Le 28 décembre 2021, trois suspects ont été interpellés à l’aéroport de Hahaya avec dans leurs bagages 50 kg de lingots d’or. Cette affaire a vu la mise en garde à vue puis l’inculpation de dix personnes, dont le Directeur de l’aéroport, un ancien receveur des douanes et de plusieurs agents de l’aéroport. Dans un premier temps, les enquêteurs ont semblé vouloir rajouter des éléments dans cette enquête : la découverte chez l’un des suspects de 85000 €, ramenés à 15000€ et fixés finalement à 17000€, deux pistolets automatiques, un kilo de cocaïne qui a finalement complètement disparu de l’enquête, aucun des suspects n’ayant été inculpé pour trafic de drogue ni pour possession illégale d’armes à feu. Par MiB
Mercredi 5 janvier à 21h, une semaine après la découverte de lingots d’or dans les bagages de trois passagers d’un jet privé qui devait s’envoler de l’aéroport de Hahaya à destination de Dubaï et des gardes à vue prolongées au-delà de ce que permet la loi, les protagonistes ont été déférés devant le juge Ali Mohamed Djounaid. Yasser Ali Assoumani, Directeur des Aéroports des Comores, proche du président Azali, Farid Abodo, ancien receveur des douanes à Anjouan et fils de l’ancien puissant conseiller juridique du chef de l’État, Elhad Ibrahim Halifa, condamné à perpétuité en 2018 dans le fameux complot visant à tuer le Vice-Président Moustadrane et gracié moins d’un an après par le chef de l’État et ses deux complices malgaches ainsi que cinq employés de l’aéroport ont été déférés devant le Procureur de la République. Ils ont tous les dix été écroués sous divers chefs d’inculpation : « participation à un groupe criminel organisé », « contrebande », « intéressé à la fraude », « abus de fonction et complicité », « Corruption ».
Le 28 décembre 2021, lorsque Pierre Steny, Azaly Failaza Pacheco et Elhad Ibrahim Halifa sont arrêtés après la découverte dans leurs bagages de près de 50kg d’or sous la forme de lingots, on pouvait raisonnablement s’interroger sur l’opportunité d’une telle découverte et se demander si c’est la première fois que ces personnes transportent de l’or vers Dubaï en passant par l’aéroport de Hahaya. Il s’est avéré plus tard que cette équipe a fait ce trajet une dizaine de fois sur les lignes régulières et vraisemblablement avec la complicité de fonctionnaires comoriens.

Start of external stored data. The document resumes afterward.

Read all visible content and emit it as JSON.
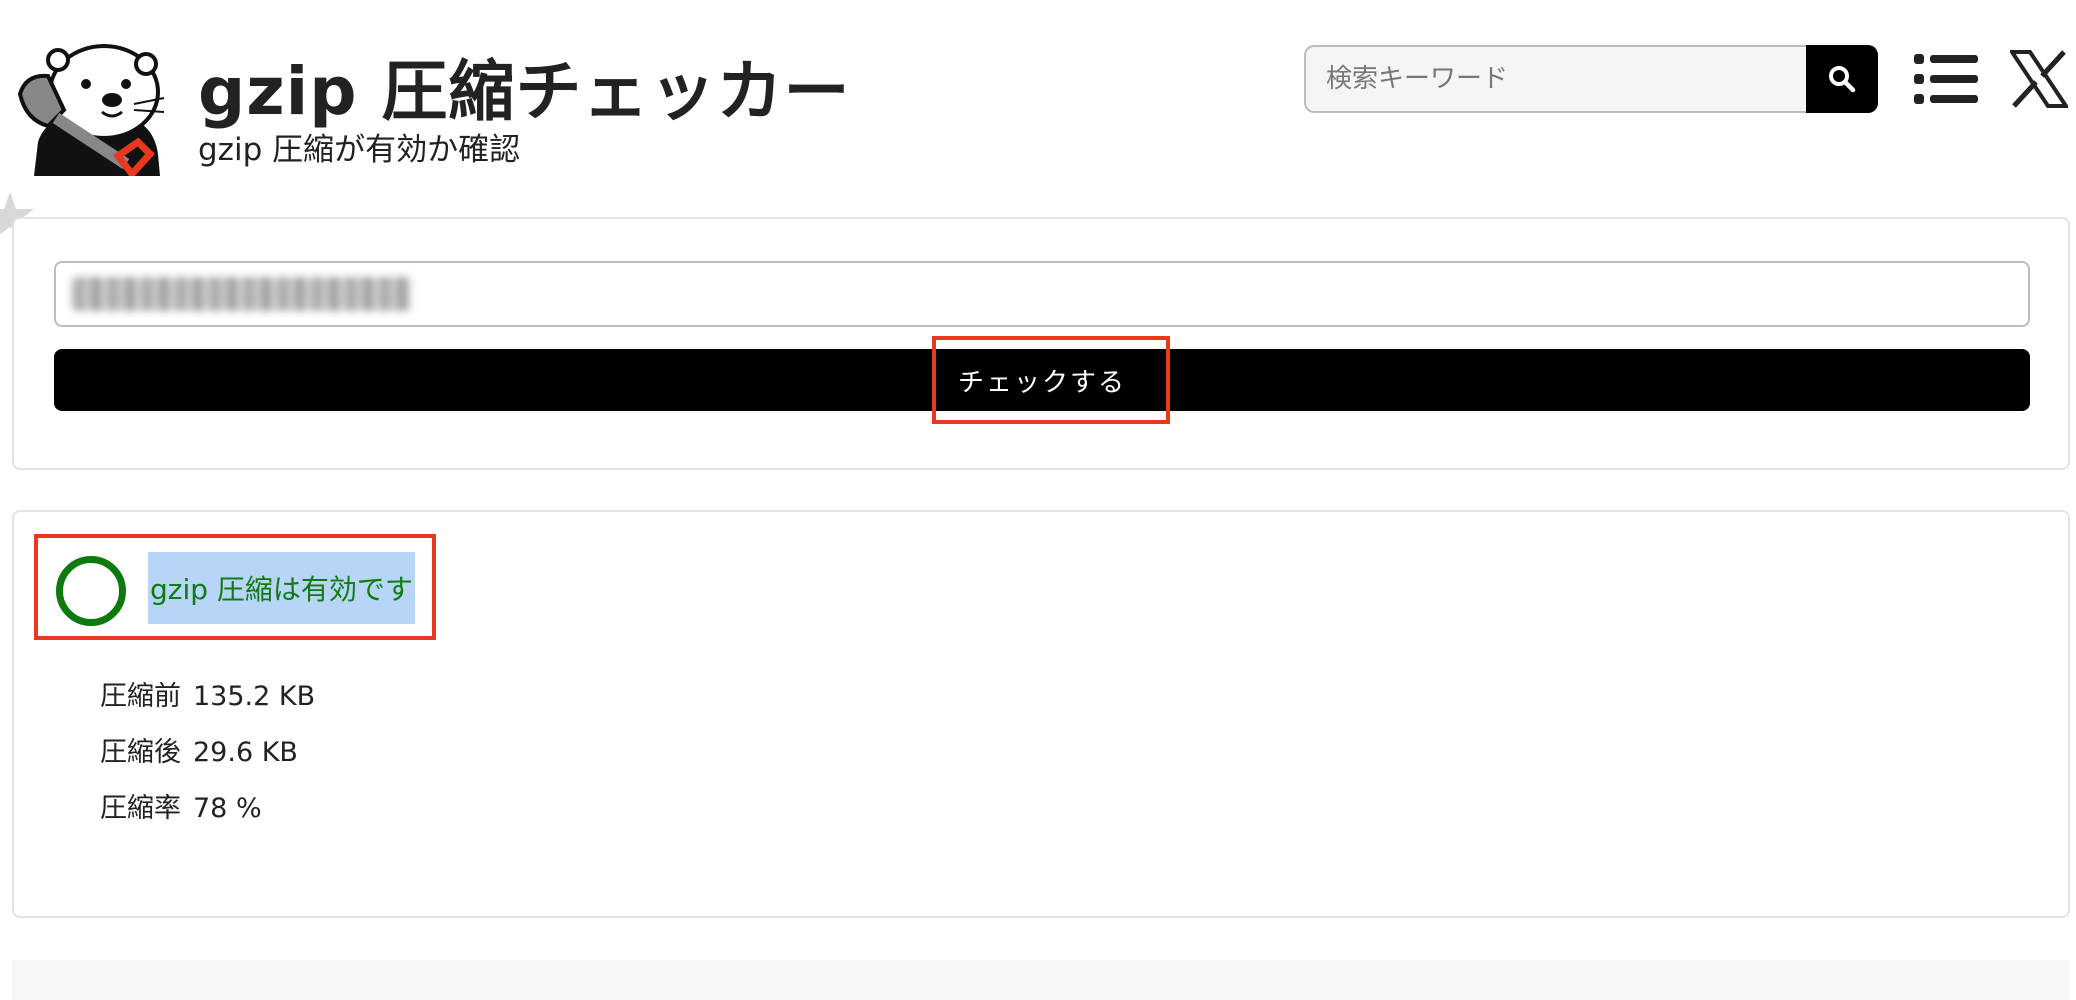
{
  "header": {
    "logo_icon": "otter-with-shovel-icon",
    "title": "gzip 圧縮チェッカー",
    "subtitle": "gzip 圧縮が有効か確認",
    "search": {
      "placeholder": "検索キーワード",
      "button_icon": "search-icon"
    },
    "menu_icon": "list-menu-icon",
    "social_icon": "x-icon"
  },
  "form": {
    "url_value": "",
    "submit_label": "チェックする"
  },
  "result": {
    "status_icon": "ok-circle-icon",
    "status_text": "gzip 圧縮は有効です",
    "status_color": "#117a11",
    "stats": [
      {
        "label": "圧縮前",
        "value": "135.2 KB"
      },
      {
        "label": "圧縮後",
        "value": "29.6 KB"
      },
      {
        "label": "圧縮率",
        "value": "78 %"
      }
    ]
  },
  "colors": {
    "highlight_border": "#e8391f",
    "text_selection": "#b6d5f7",
    "button_bg": "#000000"
  }
}
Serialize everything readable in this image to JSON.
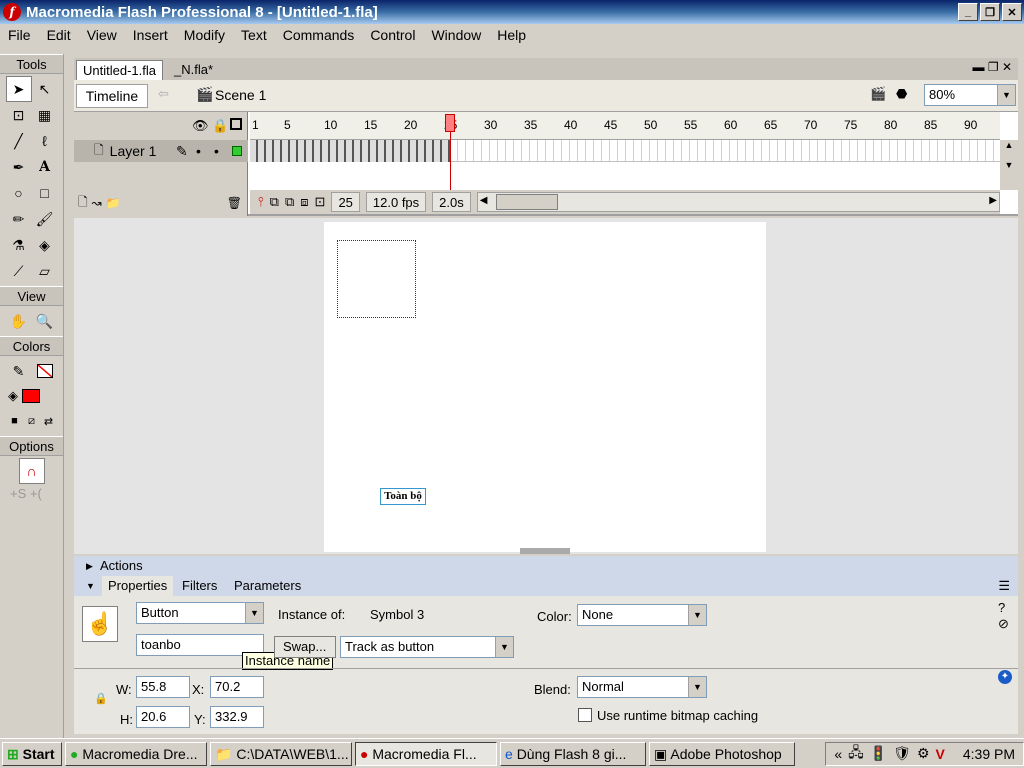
{
  "window": {
    "title": "Macromedia Flash Professional 8 - [Untitled-1.fla]"
  },
  "menu": [
    "File",
    "Edit",
    "View",
    "Insert",
    "Modify",
    "Text",
    "Commands",
    "Control",
    "Window",
    "Help"
  ],
  "tools": {
    "header": "Tools",
    "view_header": "View",
    "colors_header": "Colors",
    "options_header": "Options",
    "stroke_color": "#ff0000",
    "fill_color": "#ff0000"
  },
  "document": {
    "tabs": [
      "Untitled-1.fla",
      "_N.fla*"
    ],
    "timeline_button": "Timeline",
    "scene_label": "Scene 1",
    "zoom": "80%"
  },
  "timeline": {
    "ruler": [
      "1",
      "5",
      "10",
      "15",
      "20",
      "25",
      "30",
      "35",
      "40",
      "45",
      "50",
      "55",
      "60",
      "65",
      "70",
      "75",
      "80",
      "85",
      "90"
    ],
    "layer_name": "Layer 1",
    "current_frame": "25",
    "fps": "12.0 fps",
    "elapsed": "2.0s"
  },
  "stage": {
    "button_text": "Toàn bộ"
  },
  "panels": {
    "actions_label": "Actions",
    "tabs": [
      "Properties",
      "Filters",
      "Parameters"
    ]
  },
  "properties": {
    "symbol_type": "Button",
    "instance_of_label": "Instance of:",
    "instance_of_value": "Symbol 3",
    "instance_name": "toanbo",
    "tooltip": "Instance name",
    "swap_label": "Swap...",
    "track_mode": "Track as button",
    "color_label": "Color:",
    "color_value": "None",
    "w_label": "W:",
    "w": "55.8",
    "x_label": "X:",
    "x": "70.2",
    "h_label": "H:",
    "h": "20.6",
    "y_label": "Y:",
    "y": "332.9",
    "blend_label": "Blend:",
    "blend_value": "Normal",
    "cache_label": "Use runtime bitmap caching"
  },
  "taskbar": {
    "start": "Start",
    "items": [
      "Macromedia Dre...",
      "C:\\DATA\\WEB\\1...",
      "Macromedia Fl...",
      "Dùng Flash 8 gi...",
      "Adobe Photoshop"
    ],
    "clock": "4:39 PM"
  }
}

Arrêtés, les trois hommes vont très rapidement donner les noms de leurs supposés complices, qui auraient reçu des pots-de-vin assez conséquents. Et le 1er janvier, le Directeur des Aéroports des Comores, l’ancien receveur de la douane d’Anjouan et des agents de l’aéroport sont arrêtés et mis en garde à vue.
La presse malgache s’étonne que les deux passeurs originaires de la Grande-Île ont pu continuer à circuler d’une frontière à l’autre, alors qu’ils avaient déjà été mis en cause dans l’affaire de l’or trouvé en Afrique du sud en 2020. Il semble que les autorités malgaches s’étaient contentées de les signaler au lieu de lancer un véritable mandat d’arrêt international. Elles viennent de le faire et de formuler une demande d’extradition simplifiée à destination des Comores. Comme à deux reprises, les Malgaches ont « donné » au gouvernement comorien le fameux Bobocha, sans même respecter le droit international, ils s’attendent à un renvoi d’ascenseur pour récupérer aussi bien les deux passeurs d’origine malgache que les 50kg d’or, certainement originaire de la Grande-Île.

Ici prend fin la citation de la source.